Há lugares onde se encontra o perfeito refúgio do mundo. Lugares isolados, perdidos no meio da geografia, onde apenas as rochas, a vegetação rasteira e os íngremes precipícios compartilham a solidão que ali se refugia. E, no entanto, a civilização está tão perto. No inóspito lugar, tão difícil é lá chegar, por caminhos que só pastores e o gado em transumância palmilham; dir-se-ia, um lugar perdido no meio de nada, tão longe da civilização asfixiante. Um lugar que retoma a pureza do ar, por entre paisagens que fazem cortar a respiração.
Entre íngremes subidas e descidas, entre pedregulhos calcados e regatos atravessados, desdobram-se os montes que desnudam a serrania. Há um Gerês que não se imagina da acalmia das estradas traçadas nos mapas. Agora sei-o, é apenas uma amostra do Gerês frondoso que os turistas conhecem no conforto dos automóveis. O Gerês verdadeiro, esse onde a mão do Homem não curou de tocar, esconde-se nas alturas dos montes escarpados. O que, ao longe, parece uma extensa mancha de promontórios, esconde recantos admiráveis, ribeiros de água cristalina e fresca, prados verdejantes semeados no meio das escarpas. Prados onde pasta o gado. Ali, nos fios de água que escorrem das alturas, as reses vêm dessedentar a canícula.
À medida que os montes e planaltos são palmilhados, redobra a oxigenação do espírito. Num isolamento que faz regressar a um estado natural que a civilização corrompe. Assim nos sentimos ao seguir os caminhos dos pastores, emoldurando a pureza da paisagem. Onde não há dedo humano a não ser nas pedras que se amontoam nos trilhos, marcando o caminho aos viajantes que não se querem perder na imensidão da serrania. Os meus amigos que lá vão há vinte anos devem sentir a recompensa do regresso não marcar a paisagem mudada. Não como nas vilas e cidades, na mudança constante da paisagem urbana: prédios que crescem, localidades que se estendem para fora dos seus limites, mais uma rotunda aqui e ali, jardins que se diluem no meio do cimento, novos caminhos que irrompem onde outrora repousavam verdejantes campos. O sinal da modernidade.
Por aqueles montes impera a virginal natureza. A mão humana é limitada na sua acção. Quase inexistente. Limita-se a melhorar os abrigos de montanha onde pernoitam os pastores, que eles também zelam pelo seu bem-estar, perdidos dias a fio na solidão de quem apascenta o rebanho. Uma paisagem que mostra a singularidade da natureza, a sua força indomável: pedregulhos que pesam toneladas e que se amontoam em equilíbrios instáveis, ladeiras que empinam em inclinações impossíveis de dominar, precipícios assustadores por onde deslizam os ribeiros, ora tímidos quando o estio preenche os dias, ora caudalosos quando as nuvens descarregam a sua ira em forma de chuva inclemente.

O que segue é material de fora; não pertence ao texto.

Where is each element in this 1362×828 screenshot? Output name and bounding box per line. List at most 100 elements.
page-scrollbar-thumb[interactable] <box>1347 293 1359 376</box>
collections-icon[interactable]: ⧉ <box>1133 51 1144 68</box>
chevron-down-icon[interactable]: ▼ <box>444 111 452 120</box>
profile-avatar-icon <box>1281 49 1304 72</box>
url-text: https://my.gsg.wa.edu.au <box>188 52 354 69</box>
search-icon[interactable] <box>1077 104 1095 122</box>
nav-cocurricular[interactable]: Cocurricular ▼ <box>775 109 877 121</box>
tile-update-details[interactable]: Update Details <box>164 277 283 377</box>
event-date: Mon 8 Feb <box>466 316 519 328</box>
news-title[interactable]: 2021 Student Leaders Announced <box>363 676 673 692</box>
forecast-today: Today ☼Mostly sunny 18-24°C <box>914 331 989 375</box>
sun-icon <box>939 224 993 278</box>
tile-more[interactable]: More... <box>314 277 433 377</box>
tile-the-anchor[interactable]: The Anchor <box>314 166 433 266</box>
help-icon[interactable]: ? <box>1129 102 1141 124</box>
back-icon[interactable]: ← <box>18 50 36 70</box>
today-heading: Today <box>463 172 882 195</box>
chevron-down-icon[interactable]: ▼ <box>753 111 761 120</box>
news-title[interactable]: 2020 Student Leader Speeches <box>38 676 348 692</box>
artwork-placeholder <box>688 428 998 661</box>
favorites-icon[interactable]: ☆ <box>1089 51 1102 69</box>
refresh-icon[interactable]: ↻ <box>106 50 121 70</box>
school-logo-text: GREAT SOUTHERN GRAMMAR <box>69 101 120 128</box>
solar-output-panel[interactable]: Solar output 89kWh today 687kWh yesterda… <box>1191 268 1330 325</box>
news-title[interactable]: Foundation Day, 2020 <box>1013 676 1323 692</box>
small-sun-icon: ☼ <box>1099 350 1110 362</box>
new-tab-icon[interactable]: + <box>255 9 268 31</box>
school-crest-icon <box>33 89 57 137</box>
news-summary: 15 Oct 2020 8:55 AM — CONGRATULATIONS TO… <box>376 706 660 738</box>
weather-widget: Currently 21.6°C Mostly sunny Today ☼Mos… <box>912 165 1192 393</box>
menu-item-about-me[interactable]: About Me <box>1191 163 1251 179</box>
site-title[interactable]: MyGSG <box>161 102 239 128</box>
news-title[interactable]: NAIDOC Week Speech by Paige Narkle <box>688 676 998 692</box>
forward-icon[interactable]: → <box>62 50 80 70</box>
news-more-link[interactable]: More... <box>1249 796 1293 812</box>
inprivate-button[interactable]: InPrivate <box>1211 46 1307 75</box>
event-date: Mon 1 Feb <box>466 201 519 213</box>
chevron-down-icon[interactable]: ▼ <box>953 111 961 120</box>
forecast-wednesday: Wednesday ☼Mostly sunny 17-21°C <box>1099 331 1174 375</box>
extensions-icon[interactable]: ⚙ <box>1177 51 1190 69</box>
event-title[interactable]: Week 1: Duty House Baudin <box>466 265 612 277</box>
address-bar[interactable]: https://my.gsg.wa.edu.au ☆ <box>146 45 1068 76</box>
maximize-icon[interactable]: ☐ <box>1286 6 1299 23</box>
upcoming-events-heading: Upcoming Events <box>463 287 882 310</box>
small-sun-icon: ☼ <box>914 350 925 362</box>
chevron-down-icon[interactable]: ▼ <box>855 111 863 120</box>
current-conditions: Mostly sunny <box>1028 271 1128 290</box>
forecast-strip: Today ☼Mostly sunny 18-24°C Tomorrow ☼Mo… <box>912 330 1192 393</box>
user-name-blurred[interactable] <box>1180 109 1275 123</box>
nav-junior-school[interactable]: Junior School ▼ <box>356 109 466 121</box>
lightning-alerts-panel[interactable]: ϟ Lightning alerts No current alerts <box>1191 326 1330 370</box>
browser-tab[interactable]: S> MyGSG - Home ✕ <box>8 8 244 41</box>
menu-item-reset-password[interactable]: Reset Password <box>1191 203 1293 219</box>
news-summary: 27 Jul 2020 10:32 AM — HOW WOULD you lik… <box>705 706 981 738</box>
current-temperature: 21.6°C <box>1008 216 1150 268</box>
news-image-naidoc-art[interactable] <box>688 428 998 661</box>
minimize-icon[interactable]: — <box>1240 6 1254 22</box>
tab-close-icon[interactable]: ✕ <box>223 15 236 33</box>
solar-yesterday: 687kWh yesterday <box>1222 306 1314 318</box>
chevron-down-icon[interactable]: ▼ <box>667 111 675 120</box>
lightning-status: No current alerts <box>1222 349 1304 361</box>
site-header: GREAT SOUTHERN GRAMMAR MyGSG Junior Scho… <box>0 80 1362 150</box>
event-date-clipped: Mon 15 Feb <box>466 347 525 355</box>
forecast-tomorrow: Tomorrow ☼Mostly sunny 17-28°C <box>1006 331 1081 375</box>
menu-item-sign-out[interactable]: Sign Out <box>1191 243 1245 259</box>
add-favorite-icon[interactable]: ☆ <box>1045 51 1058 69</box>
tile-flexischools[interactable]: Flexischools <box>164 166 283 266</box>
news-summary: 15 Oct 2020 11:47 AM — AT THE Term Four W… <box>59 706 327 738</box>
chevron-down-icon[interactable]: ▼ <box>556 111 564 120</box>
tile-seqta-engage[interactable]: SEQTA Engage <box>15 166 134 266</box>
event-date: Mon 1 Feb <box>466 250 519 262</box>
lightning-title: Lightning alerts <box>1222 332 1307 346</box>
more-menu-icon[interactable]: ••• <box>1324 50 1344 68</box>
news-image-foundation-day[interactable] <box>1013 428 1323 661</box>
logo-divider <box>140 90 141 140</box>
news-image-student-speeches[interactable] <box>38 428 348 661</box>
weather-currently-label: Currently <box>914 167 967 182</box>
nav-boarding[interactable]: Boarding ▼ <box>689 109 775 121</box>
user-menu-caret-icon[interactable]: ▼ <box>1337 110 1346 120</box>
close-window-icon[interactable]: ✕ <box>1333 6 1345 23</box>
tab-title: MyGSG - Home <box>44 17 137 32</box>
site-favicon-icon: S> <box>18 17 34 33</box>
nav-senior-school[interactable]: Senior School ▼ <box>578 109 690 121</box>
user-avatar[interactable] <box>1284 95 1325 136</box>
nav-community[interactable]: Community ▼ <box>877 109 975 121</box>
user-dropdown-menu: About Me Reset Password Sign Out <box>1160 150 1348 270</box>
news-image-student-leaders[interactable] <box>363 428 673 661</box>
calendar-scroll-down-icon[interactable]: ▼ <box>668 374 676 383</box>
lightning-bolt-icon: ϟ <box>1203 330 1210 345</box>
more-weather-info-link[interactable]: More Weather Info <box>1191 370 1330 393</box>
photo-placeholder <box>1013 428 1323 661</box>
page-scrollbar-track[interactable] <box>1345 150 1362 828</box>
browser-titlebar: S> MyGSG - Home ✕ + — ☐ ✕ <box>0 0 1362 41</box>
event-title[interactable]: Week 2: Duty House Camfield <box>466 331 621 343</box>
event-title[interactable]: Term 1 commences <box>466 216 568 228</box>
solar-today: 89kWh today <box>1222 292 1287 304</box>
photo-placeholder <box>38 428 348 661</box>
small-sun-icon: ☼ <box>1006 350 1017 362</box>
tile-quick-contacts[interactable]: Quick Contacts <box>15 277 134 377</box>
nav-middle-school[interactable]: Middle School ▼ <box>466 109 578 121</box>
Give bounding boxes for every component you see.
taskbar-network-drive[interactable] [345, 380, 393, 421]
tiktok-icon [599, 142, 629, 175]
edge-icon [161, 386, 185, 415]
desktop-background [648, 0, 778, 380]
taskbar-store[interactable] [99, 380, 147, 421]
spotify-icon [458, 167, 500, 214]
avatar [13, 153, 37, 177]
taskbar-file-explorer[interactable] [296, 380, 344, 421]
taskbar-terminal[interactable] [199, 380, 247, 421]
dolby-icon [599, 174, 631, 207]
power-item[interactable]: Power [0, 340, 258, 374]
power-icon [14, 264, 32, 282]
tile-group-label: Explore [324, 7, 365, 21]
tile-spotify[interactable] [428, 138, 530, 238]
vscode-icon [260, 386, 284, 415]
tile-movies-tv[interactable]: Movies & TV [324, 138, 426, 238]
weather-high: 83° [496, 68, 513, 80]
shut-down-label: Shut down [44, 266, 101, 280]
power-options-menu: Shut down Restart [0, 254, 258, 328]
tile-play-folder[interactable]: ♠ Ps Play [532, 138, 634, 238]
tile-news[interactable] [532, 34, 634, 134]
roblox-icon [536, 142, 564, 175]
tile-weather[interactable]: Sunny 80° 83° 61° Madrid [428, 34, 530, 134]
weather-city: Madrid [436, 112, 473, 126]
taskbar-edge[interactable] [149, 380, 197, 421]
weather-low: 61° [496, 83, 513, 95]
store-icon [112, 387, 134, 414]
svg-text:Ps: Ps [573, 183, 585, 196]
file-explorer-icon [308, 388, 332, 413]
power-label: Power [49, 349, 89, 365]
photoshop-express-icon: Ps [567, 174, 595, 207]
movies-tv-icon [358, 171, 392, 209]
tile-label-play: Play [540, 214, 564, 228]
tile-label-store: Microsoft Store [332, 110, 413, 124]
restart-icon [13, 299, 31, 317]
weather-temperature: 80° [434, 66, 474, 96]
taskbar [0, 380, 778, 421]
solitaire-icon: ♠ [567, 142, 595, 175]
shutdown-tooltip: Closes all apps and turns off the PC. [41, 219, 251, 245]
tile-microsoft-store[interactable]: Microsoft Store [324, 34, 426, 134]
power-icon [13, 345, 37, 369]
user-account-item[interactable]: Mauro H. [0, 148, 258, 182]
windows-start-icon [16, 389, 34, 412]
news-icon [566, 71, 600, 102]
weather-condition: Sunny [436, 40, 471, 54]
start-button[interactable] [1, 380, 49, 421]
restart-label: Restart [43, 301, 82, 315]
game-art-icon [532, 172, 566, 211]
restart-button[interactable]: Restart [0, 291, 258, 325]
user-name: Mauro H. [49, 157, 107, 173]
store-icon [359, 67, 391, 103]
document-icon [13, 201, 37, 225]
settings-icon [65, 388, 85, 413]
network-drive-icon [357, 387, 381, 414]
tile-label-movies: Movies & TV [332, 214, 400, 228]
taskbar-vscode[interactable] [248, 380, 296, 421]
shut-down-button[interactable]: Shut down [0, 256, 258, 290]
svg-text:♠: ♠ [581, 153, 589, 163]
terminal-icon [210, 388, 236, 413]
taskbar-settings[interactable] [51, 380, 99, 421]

Lá no alto, no meio de mais um prado que oferece uma cama fofa de relva tingida de um verde reluzente, impera a força dos elementos. A grandiosidade dos penhascos que descansam naquele vale. Onde corre um fio de água que alimenta a relva viçosa que apazigua o cansaço da caminhada. Ao longe, a vista apenas alcança mais montes que parecem beijar o céu luzidio. Lá em cima, parece que tocamos o céu se estendermos os dedos ao alto. É aí que sentimos que pertencemos à natureza, na sua revigorante força. O refúgio momentâneo das doenças da civilização moderna.
Lá no alto, quando os sentidos recuperam o fôlego dos passos ofegantes que separam os montes dos prados sucessivos, tudo se renova. Há apenas um silêncio constante que revigora os sentidos. Um silêncio ensurdecedor, tamanha a sua grandiosidade, tal a estranheza que causa a quem está habituado ao bulício da grande cidade. Estranhamente, um silêncio ensurdecedor. Aqui e ali, interrompido por um pássaro que chilreia na copa da árvore, ou pelo rumorejar da água que corre no regato mais abaixo.
Por momentos, quando nos entregamos nas mãos da serrania tortuosa, acreditar que existe a pureza dos sentidos. É a purificação dos sentidos: os pedregosos caminhos que atravessam os montes escarpados tratam da redenção. Perde-se o rasto à fadiga da selva urbana e da ditadura social.
1 comentário:
É uma belíssima descrição do "Monte". Para ti esta foi a introdução ao "silêncio"; terás a oportunidade de concretizar a interiorização do "silêncio" numa estadia mais prolongada no "Monte". Ao fim de alguns dias lá em cima quase se consegue ouvir o vento a dialogar com as pedras e a erva dos prados a crescer...quase te fundes na natureza no seu estado selvagem e puro. Agora, não esperes mais 20 anos!